Im Grunde ist es die moderne Erklärung für die Wirkung von Hexerei und Flüchen: wer daran glaubt, ist möglicherweise wirklich betroffen. Und so vergleicht der Autor das Phänomen – vielleicht etwas popularistisch – auch mit modernem Voodoo (S. 59f).
Es geht beim Noceboeffekt aber nicht nur im Leben und Tod, sondern auch um alltägliches: die gefühlte Wirkung von Handystrahlung, eine um sich greifende „Laktoseintoleranz“, um chronischen Rückenschmerz oder um Burnout. Alle diese Dinge zeigen die mögliche Bedeutung des Glaubens an eine Erkrankung für deren Entstehung. Das ist insbesondere in Zeiten des Internets, in denen in unzähligen Foren vor den schlimmen Erkrankungen, die hinter unscheinbaren Symptomen lauern können, gewarnt wird, ein Risiko. Dabei stehen hinter vielen Internetseiten wirtschaftliche Interessen. Gut, dass der Autor daher auf seriöse Seiten hinweist.
Aufklärung bleibt wichtig
Aufklärung über Krankheitsrisiken bleibt wichtig, muss aber durch einen gezielt eingesetzten Placeboeffekt begleitet werden. „Sie sollten sich für die Patienten mehr als 7,8 Minuten Zeit nehmen, Vertrauen fördern, Ängste nehmen, Hoffnung geben.
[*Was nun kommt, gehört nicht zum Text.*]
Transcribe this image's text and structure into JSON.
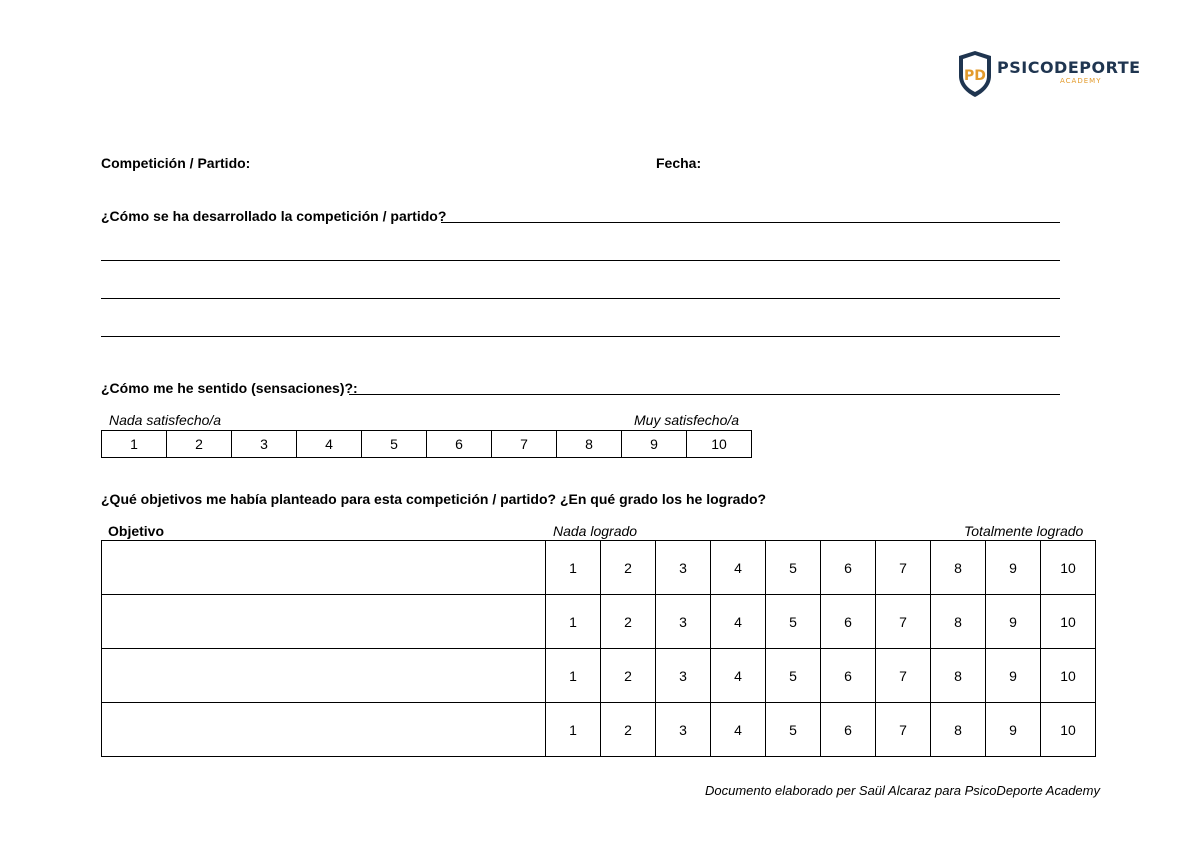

Sie sollten dem Noceboeffekt einen neutralisierenden Placeboeffekt entgegensetzen durch sprechende Medizin“. (Johann Caspar Rüegg, zitiert auf S. 142) Rüeggs Ansatz, dass unser Gehirn die Gesundheit grundlegend beeinflusst,ist auch für die hinter dem Noceboeffekt stehenden Wirkmechanismen gültig (vgl. Johann Caspar Rüegg, Mind & Body, Stuttgart 2011). Vielleicht wären ausführliche Gedanken des Autors zu diesem Gebiet daher sinnvoll gewesen.
Eigentlich schreibt man den Titel des Autors ja nicht aufs Cover. Aber wenn es um Kritik an ärztlichen Umgangsformen geht, ist es wohl wichtig, zu betonen, dass der Autor selber Arzt ist und man seinen Worten also Glauben schenkt. Was der Autor nicht schreibt: kann eine hohe Erwartung des Noceboeffekts diesen logischerweise nicht ebenso befördern? Auch die Aufklärung darüber ist wichtig und hoffentlich heilsam, aber gesünder wäre es vielleicht, noch mehr über den Placebo-Effekt als positives Gegenteil zu reden, als er es zum Glück schon tut. Es ist ein durchaus ernstes Thema, das der Autor behandelt, und weil das so ist, sind die gelungenen Comics von Touché in dem Buch umso passender; denn Lachen ist bekanntlich gesund.